The last wild horse is not really wild.


Speaking of madness, hold your horse.

Prakushi’s free-roaming central Asian horse, often called the last wild horse, is the only living horse that has never been domesticated. But new genetic analysis of ancient horse bones suggests that these horses, after all, have tame ancestors that make them wild, not wild.

These findings also reveal the idea that these domesticated ancestors, known as botai, were promoted to all other modern horses. The ancestors of today’s domesticated horses have become mysterious, the researchers reported in the online journal science on February 22.

The first known domesticated horse was an ancient human from northern kazakhstan (SN: 28 March 2009, p. 15). The remains of horses and milk, dating back to about 5,500 years ago, suggest that animals provide transport and food.

Today, in order to understand botha horse and horse, the museum of natural history Denmark evolutionary geneticists ludovic’s Orlando, the relationship between the and colleagues analysed throughout Europe and Asia over the past 5000 years or so the DNA of 88 horses. In the past 4,000 years, less than 3% of horses have shown that different and unknown horses have created today’s population. The study found that the dog was a direct ancestor of the antelope.

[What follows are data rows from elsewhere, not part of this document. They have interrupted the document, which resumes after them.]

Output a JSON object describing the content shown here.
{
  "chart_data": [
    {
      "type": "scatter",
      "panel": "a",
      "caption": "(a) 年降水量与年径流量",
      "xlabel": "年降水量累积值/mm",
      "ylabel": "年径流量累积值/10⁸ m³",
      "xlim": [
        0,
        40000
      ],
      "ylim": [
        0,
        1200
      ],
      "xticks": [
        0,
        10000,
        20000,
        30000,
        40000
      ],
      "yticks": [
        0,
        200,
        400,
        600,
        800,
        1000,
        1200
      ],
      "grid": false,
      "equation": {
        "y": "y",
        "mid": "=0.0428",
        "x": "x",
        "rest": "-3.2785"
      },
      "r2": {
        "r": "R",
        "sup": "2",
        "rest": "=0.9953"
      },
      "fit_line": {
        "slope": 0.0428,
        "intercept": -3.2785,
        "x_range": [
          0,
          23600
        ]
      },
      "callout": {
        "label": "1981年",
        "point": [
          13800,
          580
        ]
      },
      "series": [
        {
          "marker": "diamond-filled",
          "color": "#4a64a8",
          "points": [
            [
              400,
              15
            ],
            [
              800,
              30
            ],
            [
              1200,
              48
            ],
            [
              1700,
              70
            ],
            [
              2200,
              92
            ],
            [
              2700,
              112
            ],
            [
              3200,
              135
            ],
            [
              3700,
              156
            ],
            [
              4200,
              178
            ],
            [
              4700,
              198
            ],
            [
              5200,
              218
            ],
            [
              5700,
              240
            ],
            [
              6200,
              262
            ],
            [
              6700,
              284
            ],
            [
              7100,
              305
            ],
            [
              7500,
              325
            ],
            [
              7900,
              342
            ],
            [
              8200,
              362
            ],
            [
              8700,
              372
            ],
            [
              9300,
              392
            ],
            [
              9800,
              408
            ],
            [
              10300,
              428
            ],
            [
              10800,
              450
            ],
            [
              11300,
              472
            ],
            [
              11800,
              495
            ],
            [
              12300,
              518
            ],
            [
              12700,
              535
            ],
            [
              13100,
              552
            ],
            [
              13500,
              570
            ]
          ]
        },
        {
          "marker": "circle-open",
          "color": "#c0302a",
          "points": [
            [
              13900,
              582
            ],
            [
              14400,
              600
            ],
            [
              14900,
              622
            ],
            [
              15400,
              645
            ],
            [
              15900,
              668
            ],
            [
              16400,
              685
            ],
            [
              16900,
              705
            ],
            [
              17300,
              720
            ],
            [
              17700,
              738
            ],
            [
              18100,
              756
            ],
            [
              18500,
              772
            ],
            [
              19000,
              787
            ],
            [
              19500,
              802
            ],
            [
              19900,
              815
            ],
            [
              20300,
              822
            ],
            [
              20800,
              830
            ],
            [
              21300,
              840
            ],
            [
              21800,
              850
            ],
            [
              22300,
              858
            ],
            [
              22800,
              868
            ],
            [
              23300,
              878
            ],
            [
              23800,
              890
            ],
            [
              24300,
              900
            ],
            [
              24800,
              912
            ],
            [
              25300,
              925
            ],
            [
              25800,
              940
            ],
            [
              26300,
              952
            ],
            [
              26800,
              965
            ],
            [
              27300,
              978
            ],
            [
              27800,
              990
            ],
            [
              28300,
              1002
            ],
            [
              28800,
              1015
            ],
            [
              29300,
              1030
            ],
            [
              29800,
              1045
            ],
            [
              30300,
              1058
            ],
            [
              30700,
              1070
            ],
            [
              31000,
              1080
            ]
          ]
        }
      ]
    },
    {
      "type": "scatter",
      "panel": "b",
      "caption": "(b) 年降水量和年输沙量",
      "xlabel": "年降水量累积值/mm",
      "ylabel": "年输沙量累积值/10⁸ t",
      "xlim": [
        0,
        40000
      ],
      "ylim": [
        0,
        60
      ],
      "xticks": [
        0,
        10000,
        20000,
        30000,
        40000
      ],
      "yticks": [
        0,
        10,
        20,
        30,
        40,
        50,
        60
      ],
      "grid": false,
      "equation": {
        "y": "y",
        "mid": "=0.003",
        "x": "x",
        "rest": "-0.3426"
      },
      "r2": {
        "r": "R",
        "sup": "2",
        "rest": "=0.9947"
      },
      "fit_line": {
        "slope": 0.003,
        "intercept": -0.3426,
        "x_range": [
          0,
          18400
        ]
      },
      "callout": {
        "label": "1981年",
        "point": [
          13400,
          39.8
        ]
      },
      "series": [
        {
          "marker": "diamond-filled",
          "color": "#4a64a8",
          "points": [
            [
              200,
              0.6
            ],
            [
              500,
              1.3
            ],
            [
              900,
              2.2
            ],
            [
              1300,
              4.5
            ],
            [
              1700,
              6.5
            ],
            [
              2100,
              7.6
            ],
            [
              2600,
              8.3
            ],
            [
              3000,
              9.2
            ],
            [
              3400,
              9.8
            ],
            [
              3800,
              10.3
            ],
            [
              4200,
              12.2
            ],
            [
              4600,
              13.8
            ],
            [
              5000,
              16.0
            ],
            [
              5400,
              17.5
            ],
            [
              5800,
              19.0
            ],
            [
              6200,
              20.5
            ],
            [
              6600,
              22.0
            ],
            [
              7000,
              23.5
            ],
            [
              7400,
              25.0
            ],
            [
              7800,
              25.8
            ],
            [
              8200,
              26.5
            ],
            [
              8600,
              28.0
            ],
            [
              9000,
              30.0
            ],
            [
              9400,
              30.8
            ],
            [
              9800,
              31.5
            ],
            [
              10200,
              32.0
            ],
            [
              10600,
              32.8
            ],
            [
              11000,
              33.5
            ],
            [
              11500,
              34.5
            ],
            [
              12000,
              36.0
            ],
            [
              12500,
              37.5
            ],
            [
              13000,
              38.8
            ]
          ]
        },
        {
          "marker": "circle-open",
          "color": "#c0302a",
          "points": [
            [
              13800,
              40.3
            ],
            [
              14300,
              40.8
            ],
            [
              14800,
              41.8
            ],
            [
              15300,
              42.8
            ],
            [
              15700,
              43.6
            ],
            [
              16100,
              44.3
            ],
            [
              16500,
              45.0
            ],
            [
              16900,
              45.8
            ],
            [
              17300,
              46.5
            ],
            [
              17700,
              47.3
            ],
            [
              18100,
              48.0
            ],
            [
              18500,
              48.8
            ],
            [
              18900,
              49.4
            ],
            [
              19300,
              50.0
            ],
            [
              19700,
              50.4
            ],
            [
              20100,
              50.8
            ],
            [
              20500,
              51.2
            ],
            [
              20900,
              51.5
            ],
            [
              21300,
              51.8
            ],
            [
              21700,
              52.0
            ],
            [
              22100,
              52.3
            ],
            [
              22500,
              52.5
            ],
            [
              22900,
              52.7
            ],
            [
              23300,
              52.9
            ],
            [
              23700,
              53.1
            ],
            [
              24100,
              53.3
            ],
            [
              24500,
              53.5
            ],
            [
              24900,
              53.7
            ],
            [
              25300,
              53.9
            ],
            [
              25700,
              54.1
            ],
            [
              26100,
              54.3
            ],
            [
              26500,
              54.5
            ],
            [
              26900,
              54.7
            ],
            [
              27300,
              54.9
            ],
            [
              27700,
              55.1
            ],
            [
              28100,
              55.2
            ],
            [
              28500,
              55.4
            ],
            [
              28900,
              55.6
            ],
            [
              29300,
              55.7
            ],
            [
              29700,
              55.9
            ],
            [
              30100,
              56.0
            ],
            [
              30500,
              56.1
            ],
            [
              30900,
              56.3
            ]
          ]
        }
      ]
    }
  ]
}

Fishing has left great space for the earth. The oceans covered more than two-thirds of the earth’s surface in 2016, with industrial fishing accounting for 55 percent of the area, the researchers reported in the February 23 issue of the journal science. By contrast, only 34 percent of the earth’s land is used for agriculture or grazing.

Previous efforts to quantify global fishing have relied on extensive data from electronic surveillance systems, logging and shipboard observers. But over the past 15 years, most merchant ships have been equipped with an automatic identification system (AIS) transmitter, a tracking system designed to help ships avoid collisions.

The team found that most fishing was concentrated in national exclusive economic zones – about 370 kilometres from a country’s coast – and in hot spots near the high seas. These hotspots include the nutrient-rich upwelling areas of the northeast Atlantic, South America and west Africa.

Surprisingly, five countries – China, Spain, Taiwan, Japan and South Korea – account for nearly 85 per cent of fishing on the high seas outside the country’s exclusive economic zone.

Researchers say tracking the fishing footprint of space and time can help guide conservation and international conservation efforts. This is particularly important in times of rapid change, as ocean temperatures rise and human activity on the high seas increases.